If you don't provide expiration and cache gets full then the oldest key-values are expired first:
Memory is also reclaimed when it's time to store a new item. If there are no free chunks, and no free pages in the appropriate slab class, memcached will look at the end of the LRU for an item to "reclaim". It will search the last few items in the tail for one which has already been expired, and is thus free for reuse. If it cannot find an expired item however, it will "evict" one which has not yet expired. This is then noted in several statistical counters
https://github.com/memcached/memcached/wiki/UserInternals#when-are-items-evicted
No there is no limit. The 30 days limit is if you give the amount of seconds it should stay there, but if you give a timestamp, there is only the max long or int value on the machine which can be a limit.
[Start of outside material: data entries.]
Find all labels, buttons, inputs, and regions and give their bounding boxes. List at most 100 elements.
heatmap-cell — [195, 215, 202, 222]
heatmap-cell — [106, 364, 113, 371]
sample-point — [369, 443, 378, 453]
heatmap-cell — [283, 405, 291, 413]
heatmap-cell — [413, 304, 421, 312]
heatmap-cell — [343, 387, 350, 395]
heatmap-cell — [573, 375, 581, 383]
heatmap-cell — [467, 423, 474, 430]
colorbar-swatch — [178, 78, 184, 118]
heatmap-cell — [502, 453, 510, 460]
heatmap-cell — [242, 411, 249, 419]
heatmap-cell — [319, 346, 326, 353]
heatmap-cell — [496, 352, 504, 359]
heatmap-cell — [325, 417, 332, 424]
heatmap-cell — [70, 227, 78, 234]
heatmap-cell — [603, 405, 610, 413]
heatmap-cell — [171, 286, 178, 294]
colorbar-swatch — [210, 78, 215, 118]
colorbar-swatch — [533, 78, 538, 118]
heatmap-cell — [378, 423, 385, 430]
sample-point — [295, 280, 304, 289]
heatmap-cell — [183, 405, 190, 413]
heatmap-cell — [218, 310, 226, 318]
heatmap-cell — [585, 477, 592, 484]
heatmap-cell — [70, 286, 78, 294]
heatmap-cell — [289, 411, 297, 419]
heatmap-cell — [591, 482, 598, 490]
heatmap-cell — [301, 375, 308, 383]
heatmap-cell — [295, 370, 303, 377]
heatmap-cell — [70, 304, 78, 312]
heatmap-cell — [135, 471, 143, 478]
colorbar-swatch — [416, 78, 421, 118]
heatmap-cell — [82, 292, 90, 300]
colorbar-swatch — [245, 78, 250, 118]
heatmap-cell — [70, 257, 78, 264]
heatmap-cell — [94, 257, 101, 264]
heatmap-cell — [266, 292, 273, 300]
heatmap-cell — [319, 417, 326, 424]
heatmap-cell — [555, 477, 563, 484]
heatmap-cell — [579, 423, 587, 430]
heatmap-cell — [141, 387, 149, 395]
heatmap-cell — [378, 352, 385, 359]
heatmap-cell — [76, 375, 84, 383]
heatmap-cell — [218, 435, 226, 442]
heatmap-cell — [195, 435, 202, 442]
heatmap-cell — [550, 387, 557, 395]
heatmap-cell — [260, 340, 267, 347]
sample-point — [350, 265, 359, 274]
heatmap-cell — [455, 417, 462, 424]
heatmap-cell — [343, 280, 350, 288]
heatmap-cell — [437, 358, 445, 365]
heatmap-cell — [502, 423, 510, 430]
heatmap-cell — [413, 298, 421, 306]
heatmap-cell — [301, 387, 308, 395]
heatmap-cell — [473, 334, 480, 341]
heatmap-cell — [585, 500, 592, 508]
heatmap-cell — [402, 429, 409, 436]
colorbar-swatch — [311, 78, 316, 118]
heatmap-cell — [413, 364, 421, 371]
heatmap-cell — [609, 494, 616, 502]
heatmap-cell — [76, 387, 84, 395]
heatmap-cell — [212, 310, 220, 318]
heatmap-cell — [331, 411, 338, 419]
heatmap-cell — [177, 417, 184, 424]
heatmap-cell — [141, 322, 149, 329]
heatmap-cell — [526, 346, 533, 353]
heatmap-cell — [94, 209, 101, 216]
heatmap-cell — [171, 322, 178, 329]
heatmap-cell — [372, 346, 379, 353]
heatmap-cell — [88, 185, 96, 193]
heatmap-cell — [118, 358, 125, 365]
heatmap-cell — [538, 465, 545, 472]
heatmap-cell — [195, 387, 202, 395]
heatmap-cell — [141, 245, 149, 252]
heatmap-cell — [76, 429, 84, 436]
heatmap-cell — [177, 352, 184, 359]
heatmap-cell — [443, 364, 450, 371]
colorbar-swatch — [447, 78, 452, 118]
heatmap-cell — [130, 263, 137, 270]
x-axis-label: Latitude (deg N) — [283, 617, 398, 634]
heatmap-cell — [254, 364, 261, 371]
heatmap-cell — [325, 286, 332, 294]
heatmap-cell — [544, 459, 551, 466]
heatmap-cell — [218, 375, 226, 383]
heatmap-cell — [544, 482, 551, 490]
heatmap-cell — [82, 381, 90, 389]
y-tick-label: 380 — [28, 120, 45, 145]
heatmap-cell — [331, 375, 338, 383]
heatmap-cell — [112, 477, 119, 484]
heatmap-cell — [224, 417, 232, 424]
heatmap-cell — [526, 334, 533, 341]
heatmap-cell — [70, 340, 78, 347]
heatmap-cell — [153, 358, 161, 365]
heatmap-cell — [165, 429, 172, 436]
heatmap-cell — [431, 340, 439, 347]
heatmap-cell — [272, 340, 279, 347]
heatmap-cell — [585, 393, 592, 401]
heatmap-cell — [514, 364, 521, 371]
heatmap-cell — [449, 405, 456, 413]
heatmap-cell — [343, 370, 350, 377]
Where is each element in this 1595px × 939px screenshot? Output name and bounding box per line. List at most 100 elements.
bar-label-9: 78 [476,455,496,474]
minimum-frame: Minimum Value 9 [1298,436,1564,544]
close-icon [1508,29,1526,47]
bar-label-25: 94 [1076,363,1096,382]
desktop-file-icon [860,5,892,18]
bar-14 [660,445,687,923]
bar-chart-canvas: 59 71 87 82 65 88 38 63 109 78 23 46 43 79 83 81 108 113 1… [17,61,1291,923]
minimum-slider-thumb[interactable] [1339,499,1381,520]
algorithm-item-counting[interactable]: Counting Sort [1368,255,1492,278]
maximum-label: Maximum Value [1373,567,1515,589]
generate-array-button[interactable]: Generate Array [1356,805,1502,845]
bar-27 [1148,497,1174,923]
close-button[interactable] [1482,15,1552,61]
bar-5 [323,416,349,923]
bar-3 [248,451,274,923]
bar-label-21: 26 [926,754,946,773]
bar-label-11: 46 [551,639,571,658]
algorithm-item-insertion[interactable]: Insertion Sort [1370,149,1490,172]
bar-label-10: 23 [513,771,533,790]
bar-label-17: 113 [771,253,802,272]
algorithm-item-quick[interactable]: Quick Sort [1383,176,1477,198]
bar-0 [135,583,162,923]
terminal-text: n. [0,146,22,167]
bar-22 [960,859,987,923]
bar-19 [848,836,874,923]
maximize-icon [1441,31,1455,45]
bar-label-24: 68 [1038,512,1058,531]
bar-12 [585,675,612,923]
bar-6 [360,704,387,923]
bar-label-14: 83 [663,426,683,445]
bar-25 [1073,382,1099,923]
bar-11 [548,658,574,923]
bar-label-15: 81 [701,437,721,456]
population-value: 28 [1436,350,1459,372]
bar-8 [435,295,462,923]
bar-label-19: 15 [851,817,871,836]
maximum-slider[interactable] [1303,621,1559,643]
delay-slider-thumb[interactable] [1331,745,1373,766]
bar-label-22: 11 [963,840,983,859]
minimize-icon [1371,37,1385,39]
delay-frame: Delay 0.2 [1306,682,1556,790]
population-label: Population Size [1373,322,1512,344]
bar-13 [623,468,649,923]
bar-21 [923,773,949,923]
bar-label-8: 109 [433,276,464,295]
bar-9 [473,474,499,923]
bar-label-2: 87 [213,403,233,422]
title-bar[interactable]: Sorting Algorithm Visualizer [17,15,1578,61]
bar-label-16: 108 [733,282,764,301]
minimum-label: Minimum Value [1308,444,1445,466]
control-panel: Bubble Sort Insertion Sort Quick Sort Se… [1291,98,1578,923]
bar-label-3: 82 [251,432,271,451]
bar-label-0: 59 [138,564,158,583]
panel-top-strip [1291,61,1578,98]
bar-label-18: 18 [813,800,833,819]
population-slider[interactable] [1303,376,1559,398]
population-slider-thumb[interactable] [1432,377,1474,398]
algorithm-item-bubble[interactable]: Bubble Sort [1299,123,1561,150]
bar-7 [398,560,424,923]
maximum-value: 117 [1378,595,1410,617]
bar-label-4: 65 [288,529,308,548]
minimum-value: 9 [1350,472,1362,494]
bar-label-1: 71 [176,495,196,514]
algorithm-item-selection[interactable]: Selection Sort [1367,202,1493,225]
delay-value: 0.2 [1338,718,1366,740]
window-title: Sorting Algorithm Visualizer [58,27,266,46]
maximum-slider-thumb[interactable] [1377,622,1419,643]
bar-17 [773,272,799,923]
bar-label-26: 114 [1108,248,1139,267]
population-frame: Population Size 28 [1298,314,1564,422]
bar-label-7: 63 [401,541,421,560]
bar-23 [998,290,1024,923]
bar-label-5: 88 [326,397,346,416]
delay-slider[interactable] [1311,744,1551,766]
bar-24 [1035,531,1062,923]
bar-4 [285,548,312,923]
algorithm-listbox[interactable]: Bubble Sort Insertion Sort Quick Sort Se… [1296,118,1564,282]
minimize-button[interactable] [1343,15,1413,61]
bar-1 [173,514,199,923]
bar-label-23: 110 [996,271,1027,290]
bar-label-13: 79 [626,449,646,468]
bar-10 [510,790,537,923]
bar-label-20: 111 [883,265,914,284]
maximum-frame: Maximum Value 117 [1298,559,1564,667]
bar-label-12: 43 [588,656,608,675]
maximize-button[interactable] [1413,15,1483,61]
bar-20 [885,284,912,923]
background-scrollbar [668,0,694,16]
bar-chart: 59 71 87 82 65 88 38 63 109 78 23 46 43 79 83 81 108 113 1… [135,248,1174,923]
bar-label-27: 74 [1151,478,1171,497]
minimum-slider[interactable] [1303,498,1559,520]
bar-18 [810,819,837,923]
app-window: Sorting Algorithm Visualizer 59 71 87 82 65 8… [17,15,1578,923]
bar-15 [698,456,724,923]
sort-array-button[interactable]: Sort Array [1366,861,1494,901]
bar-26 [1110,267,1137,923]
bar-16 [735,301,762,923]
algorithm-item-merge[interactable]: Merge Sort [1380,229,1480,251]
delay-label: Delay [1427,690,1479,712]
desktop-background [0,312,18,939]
->set('key', 'value', time() + 24*60*60*365) will make the key stay there for a year for example, but yeah if the cache gets full or restarted in between, this value can be deleted.
An expiration time, in seconds. Can be up to 30 days. After 30 days,
is treated as a unix timestamp of an exact date.
https://code.google.com/p/memcached/wiki/NewCommands#Standard_Protocol
OK, I found out that the number of seconds may not exceed 2592000 (30 days). So the maximum expiration time is 30 days.
Looks like some answers are not valid anymore.
I found out a key does not get set at all when the TTL is too high. For example 2992553564.
Tested with the following PHP code:
var_dump($memcached->set($id, "hello", 2992553564); // true
var_dump($memcached->get($id)); // empty!
var_dump($memcached->set($id, "hello", 500); // true
var_dump($memcached->get($id)); // "hello"
Version is memcached 1.4.14-0ubuntu9.
On laravel config.session.lifetime setting that if set to be an equivalent of 30days above, will be considered as a timestamp (this will give an error of token mismatch everytime assuming that memcached is used).
To answer, memcached expiration could be set anytime. (Laravel's default setting (on v5.0) will set you to an already expire timestamp). If you did not set it, the defualt will be used.
If I don't provide an expiration time and the cache gets full, what happens?
If the expiration is not provided (or TTL is set to 0) and the cache gets full then your item may or may not get evicted based on the LRU algorithm.
Memcached provides no guarantee that any item will persist forever. It may be deleted when the overall cache gets full and space has to be allocated for newer items. Also in case of a hard reboot all the items will be lost.
From user internals doc
Items are evicted if they have not expired (an expiration time of 0 or
some time in the future), the slab class is completely out of free
chunks, and there are no free pages to assign to a slab class.
Below is how you can reduce the chance's of your item getting cleaned by the LRU job.
Create an item that you want to expire in a
week? Don't always fetch the item but want it to remain near the top
of the LRU for some reason? add will actually bump a value to the
front of memcached's LRU if it already exists. If the add call
succeeds, it means it's time to recache the value anyway.
source on "touch"
It is also good to monitor overall memory usage of memcached for resource planning and track the eviction statistics counter to know how often cache's are getting evicted due to lack of memory.